Se me cortó la respiración. Antonio no era simplemente el marido de Francesca; era un capo, un alto cargo de la Camorra. No se trataba de un simple hurto cometido por una ama de casa codiciosa. Era una malversación a gran escala. Estaban acumulando fondos para la guerra justo delante de las narices de Damien.
Seguí el rastro de una transacción especialmente cuantiosa. Si sacaba esto a la luz, no solo estaría dejando en evidencia a Francesca, sino que estaría declarando la guerra a una facción poderosa dentro de la familia.
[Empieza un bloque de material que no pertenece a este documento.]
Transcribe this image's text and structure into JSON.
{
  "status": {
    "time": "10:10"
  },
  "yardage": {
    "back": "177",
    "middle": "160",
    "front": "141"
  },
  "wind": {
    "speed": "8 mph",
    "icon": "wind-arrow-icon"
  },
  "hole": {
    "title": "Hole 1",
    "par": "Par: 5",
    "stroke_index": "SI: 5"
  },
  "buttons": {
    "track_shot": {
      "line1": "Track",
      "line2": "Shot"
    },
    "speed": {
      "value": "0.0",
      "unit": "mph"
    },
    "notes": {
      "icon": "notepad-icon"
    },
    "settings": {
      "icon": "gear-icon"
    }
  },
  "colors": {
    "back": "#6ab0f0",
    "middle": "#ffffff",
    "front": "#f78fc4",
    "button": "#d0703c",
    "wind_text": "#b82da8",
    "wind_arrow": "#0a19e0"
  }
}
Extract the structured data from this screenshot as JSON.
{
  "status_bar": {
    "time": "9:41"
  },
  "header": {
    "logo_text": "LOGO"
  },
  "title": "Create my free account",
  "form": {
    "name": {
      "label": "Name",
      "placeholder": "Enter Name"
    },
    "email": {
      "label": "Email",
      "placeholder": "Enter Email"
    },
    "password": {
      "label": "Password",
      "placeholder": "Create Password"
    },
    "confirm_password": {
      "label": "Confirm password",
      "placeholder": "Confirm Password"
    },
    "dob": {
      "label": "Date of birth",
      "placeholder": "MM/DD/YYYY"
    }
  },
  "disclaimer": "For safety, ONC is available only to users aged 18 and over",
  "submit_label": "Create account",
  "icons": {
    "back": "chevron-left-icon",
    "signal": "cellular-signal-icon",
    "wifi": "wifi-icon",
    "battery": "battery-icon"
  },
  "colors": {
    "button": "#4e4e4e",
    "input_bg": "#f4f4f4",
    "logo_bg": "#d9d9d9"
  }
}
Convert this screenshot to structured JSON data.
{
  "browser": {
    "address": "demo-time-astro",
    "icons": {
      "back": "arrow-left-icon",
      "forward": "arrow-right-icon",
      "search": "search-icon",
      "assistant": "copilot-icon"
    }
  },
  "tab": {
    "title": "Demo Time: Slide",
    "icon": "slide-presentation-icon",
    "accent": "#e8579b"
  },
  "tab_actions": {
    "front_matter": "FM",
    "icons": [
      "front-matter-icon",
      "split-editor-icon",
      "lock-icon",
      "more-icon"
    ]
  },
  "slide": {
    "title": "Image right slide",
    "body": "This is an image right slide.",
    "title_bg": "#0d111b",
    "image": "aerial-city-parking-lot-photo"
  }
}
Un escalofrío me recorrió la espalda, pero no era miedo. Era adrenalina.
Cogí un bolígrafo rojo y marqué la discrepancia con un círculo. Pensaban que era una chica ingenua, una distracción para su Don. No tenían ni idea de que, al entregarme la casa, habían puesto el arma para destruirlos directamente en mis manos.
Cerré el libro de cuentas con un fuerte golpe. Los Moreno eran un problema para otro día. Tenía las pruebas que necesitaba para mantenerlos a raya —o para colgarles cuando llegara el momento adecuado.
Pero antes de poder centrarme por completo en las serpientes que se escondían entre estas paredes, tenía un fantasma más que exorcizar.
N𝘂ev𝗼𝗌 𝖼𝖺𝗉𝗂́𝗍𝗎l𝘰ѕ se𝘮𝘢na𝘭𝖾𝘴 𝘦𝗻 nov𝖾𝗹𝗮s𝟦𝖿𝗮𝘯.𝘤𝗼m
Miré por la ventana hacia el horizonte de la ciudad, donde la casa de piedra rojiza de la familia Carlson se pudría en su gloria desvanecida. Mi padre. Mi madrastra. Las personas que me habían vendido a un monstruo y esperaban que muriera en silencio.
Mañana, les haría una visita. Y, a diferencia de Francesca, no se librarían con solo una advertencia.
Punto de vista de Isabella
El trayecto hacia el North Side se parecía menos a un regreso a casa y más a una procesión fúnebre. Pero esta vez, yo no era la que estaba en el ataúd.
Me senté en la parte trasera del Cadillac blindado, con el cuero frío contra mis palmas. Afuera, las calles familiares de mi infancia desfilaban ante mis ojos, grises y poco acogedoras bajo el cielo nublado de Chicago. Cuando nos detuvimos junto a la acera, la casa de piedra rojiza de los Carlson parecía un diente podrido en una boca moribunda. La pintura se desprendía en largas tiras parecidas a costras, y las ventanas estaban empañadas por la suciedad —un reflejo perfecto de las almas que vivían en su interior.
«Espere aquí», le ordené al conductor.
Salí a la acera. El aire olía a lluvia y a gases de escape rancios. Dos de los soldados de Damien, Enzo y un bruto llamado Cole, me flanquearon al instante. Eran mi escudo, pero hoy me sentía como la espada.
Enzo subió los escalones desmoronados y golpeó con el puño la pesada puerta de roble. El sonido resonó como un disparo en la calle silenciosa.
«¡Abran para la señora Moreno!», gritó Enzo.
El silencio le respondió. Las cortinas se movieron en las casas vecinas. Los buitres estaban observando.
Los minutos se hacían eternos, cargados de tensión. Estaba a punto de ordenarle a Cole que derribara la puerta de una patada cuando el pestillo de una ventana del segundo piso se abrió con un clic.